At the same time, the pandemic brought about a dilemma for Kumba’s management. The company makes such a mammoth contribution to the Northern Cape economy that if it were to stall operations, the province would be brought to its knees. The mine employs thousands of people from local communities and provides a number of district municipalities with water and medical services.
Mazarura says that while the company was unsure how many lives would be saved by shutting down the mine, it was certain how many livelihoods would be threatened if it did. So it applied to mineral resources & energy minister Gwede Mantashe for permission to continue with reduced operations under strict health and safety protocols.
Working with the health department and local government, Kumba also provided critical medical supplies such as diagnostic equipment, ventilators, oxygen and quarantine facilities.
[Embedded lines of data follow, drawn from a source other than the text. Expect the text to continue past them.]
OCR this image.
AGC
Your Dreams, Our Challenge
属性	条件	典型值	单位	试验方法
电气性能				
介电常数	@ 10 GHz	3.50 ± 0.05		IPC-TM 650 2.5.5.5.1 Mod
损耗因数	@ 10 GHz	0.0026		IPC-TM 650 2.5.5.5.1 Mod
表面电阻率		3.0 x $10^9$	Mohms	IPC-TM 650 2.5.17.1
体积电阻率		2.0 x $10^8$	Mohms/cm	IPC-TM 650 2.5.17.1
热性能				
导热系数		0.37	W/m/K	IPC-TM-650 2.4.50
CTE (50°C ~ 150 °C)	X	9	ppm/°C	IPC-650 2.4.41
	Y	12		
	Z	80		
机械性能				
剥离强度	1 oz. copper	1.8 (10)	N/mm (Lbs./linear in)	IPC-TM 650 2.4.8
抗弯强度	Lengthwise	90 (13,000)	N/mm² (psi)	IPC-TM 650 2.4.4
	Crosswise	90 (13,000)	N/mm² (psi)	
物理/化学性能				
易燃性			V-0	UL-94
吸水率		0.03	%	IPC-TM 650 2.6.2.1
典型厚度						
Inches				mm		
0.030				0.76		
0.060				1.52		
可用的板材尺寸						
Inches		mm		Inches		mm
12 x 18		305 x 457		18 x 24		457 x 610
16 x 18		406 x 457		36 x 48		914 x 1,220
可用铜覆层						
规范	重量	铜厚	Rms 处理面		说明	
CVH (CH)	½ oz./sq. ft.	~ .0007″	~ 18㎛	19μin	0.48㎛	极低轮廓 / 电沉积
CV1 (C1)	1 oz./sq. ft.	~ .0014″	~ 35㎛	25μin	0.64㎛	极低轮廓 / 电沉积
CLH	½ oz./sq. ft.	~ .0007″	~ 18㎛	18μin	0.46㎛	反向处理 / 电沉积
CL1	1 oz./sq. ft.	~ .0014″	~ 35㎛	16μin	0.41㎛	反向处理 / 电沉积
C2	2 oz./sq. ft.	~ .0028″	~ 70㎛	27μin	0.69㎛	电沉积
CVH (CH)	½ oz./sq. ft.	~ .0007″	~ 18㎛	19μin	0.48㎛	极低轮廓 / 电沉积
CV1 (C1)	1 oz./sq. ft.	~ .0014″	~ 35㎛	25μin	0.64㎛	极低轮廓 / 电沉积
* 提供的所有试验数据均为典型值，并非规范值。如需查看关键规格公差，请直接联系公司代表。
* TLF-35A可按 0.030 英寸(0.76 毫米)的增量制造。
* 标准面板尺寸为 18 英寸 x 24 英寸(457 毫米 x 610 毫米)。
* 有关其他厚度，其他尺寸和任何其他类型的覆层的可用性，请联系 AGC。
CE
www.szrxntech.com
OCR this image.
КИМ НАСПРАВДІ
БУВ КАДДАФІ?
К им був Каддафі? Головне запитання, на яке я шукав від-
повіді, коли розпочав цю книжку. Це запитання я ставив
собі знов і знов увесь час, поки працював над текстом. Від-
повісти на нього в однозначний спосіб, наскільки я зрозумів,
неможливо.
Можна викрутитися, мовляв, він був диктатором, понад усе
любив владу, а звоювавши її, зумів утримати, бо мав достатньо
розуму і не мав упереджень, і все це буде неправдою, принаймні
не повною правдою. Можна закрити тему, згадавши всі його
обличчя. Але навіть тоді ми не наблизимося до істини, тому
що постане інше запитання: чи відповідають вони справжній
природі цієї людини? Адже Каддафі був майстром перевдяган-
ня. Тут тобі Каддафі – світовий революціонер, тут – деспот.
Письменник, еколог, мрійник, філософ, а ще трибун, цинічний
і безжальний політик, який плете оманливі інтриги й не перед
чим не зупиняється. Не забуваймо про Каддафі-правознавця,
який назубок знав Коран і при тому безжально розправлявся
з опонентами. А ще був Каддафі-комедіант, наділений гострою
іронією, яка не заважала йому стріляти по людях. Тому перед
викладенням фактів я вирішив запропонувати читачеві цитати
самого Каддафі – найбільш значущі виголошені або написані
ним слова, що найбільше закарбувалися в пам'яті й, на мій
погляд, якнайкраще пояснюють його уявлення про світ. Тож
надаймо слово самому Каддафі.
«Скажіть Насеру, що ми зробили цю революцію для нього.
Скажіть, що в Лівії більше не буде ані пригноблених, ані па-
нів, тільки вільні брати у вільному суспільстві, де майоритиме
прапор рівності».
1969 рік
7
When it comes to Mazarura’s leadership style, Penny Himlok, head of investor relations at Kumba, credits him with “surprising us with a fresh perspective to problem-solving by coming up with ideas that nobody else has thought of”.
And, she says, he often asks her team what the company should be doing. “I think it’s his way of getting us to think like owners, to find our own purpose.”
Mazarura says he tries to get his team to bring their thoughts to the table.
“Perhaps it’s because I enjoy what I do and truly believe that I’m living out my purpose. I would advise young people to try to determine what they are passionate about early on and use that to drive their careers,” he says.
Outside of work, Mazarura sees himself as an active participant in effecting change in his country of birth. “This is despite my mother repeatedly discouraging me from going into politics,” he says.
He also sits on the board of the Cancer Association of SA. He was involved with the audit of the organisation while at Deloitte and reached out to the organisation after leaving the firm to volunteer his time, having lost his father to cancer.
As a long-suffering supporter of Premier League football club Liverpool, his collaborative leadership style is in keeping with the football club’s mantra: “You will never walk alone.”